WASHINGTON (AP) — A group of lawmakers objected Thursday to what they describe as the politicizing of two ongoing government reviews of Democratic presidential candidate Hillary Clinton's email practices.
Four Democratic senators and three House members sent a letter to Intelligence Community Inspector General Charles McCullough and State Department Inspector General Steve Linick. The inspectors general are conducting separate reviews of whether then-Secretary of State Clinton and her top aides mishandled sensitive information in emails that passed through a private server in the basement of her New York home.
Republicans have sought to make Clinton's email use a key issue in the presidential race, and in a debate this week the former secretary again defended her decision to use a private server to handle her work email. While Clinton has conceded her email setup was a mistake, she denies government secrets were ever endangered.
The Democrats, Senate Intelligence Committee Vice Chairman Dianne Feinstein of California and Senate Judiciary Committee Ranking Member Patrick Leahy of Vermont, questioned whether the investigations are being conducted in an impartial manner. They also chided the inspectors general for past errors in determining what material should be marked as classified.

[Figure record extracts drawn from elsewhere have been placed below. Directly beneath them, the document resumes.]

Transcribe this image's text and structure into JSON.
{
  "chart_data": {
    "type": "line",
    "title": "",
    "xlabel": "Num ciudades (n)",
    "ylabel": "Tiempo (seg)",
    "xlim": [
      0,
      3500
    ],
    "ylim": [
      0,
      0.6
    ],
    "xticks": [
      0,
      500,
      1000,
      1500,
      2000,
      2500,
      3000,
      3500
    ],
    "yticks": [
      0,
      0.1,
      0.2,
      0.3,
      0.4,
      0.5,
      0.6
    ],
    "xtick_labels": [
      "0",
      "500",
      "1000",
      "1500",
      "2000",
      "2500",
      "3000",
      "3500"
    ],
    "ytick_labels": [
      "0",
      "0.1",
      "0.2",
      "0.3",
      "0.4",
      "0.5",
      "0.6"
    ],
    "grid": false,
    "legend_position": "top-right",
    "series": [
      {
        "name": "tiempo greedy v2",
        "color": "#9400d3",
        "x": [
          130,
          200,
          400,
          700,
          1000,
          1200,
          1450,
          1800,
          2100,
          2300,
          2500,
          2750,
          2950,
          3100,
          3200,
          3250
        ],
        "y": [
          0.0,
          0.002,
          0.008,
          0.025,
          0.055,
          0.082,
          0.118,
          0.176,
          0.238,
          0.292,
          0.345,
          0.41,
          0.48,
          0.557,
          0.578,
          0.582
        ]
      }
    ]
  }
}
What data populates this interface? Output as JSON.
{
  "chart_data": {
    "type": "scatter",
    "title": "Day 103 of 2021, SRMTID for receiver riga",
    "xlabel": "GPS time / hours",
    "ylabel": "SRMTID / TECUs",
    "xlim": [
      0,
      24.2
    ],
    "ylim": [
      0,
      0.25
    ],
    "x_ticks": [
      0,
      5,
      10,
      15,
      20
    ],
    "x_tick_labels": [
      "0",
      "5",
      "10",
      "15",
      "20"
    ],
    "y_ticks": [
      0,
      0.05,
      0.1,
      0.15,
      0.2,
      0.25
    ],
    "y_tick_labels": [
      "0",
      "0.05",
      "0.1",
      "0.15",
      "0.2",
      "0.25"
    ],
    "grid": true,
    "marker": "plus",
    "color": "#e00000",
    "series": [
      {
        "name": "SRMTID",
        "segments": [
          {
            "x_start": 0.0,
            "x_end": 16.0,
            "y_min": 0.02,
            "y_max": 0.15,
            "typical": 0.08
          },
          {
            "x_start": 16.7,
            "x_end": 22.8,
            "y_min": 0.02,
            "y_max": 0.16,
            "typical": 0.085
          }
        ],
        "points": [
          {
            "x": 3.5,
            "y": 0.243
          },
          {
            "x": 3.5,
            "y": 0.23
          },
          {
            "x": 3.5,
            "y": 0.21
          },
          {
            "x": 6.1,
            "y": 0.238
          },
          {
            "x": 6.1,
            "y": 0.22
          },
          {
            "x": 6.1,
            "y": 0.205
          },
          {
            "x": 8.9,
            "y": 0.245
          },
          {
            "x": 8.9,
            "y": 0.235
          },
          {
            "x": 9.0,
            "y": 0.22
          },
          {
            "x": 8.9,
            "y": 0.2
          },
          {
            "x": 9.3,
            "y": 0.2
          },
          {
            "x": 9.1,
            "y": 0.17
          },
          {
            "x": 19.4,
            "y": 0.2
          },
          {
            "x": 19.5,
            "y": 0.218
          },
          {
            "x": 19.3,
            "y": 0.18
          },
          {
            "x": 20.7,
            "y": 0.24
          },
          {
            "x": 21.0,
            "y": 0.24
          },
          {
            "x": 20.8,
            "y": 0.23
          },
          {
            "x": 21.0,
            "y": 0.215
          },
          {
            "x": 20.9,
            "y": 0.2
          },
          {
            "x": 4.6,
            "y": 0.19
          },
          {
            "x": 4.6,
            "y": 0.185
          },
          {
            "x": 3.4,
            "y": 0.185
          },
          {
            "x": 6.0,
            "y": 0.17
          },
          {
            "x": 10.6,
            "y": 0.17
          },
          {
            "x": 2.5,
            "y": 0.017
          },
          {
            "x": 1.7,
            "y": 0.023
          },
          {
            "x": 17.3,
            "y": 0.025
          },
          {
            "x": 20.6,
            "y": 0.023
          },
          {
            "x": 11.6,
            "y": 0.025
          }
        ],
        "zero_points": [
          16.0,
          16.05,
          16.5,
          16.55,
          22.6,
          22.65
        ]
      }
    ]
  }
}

"Based on public reports and communications from your offices to Congress, we have serious questions about how this review is being conducted," the lawmakers wrote to McCullough and Linick. "Already, this review has been too politicized. We are relying on you as independent inspectors general to perform your duties dispassionately and comprehensively."
Doug Welty, a spokesman for the State Department's inspector general, denied that partisan politics play any role in the investigators' work.
"At all times, State OIG operates as an independent organization, consistent with the law," Welty said. "Our work will continue to be unbiased, objective and fact-based. We are now reviewing the email practices of the current and last four secretaries of State, not just Secretary Clinton. Any suggestion that the office is biased against any particular secretary is completely false."
The office of the Intelligence Community's inspector general has not replied to phone and email messages seeing comment.
By suggesting the investigations are unfair to Clinton, the Democrats run the risk of providing fodder to GOP lawmakers calling for a special prosecutor to be assigned to the case.
In addition to the IG reviews, the FBI has for months been investigating whether any laws were violated. The State Department has acknowledged that some emails included classified information, including at the top-secret level.
Clinton has said she never sent or received anything that was marked classified at the time.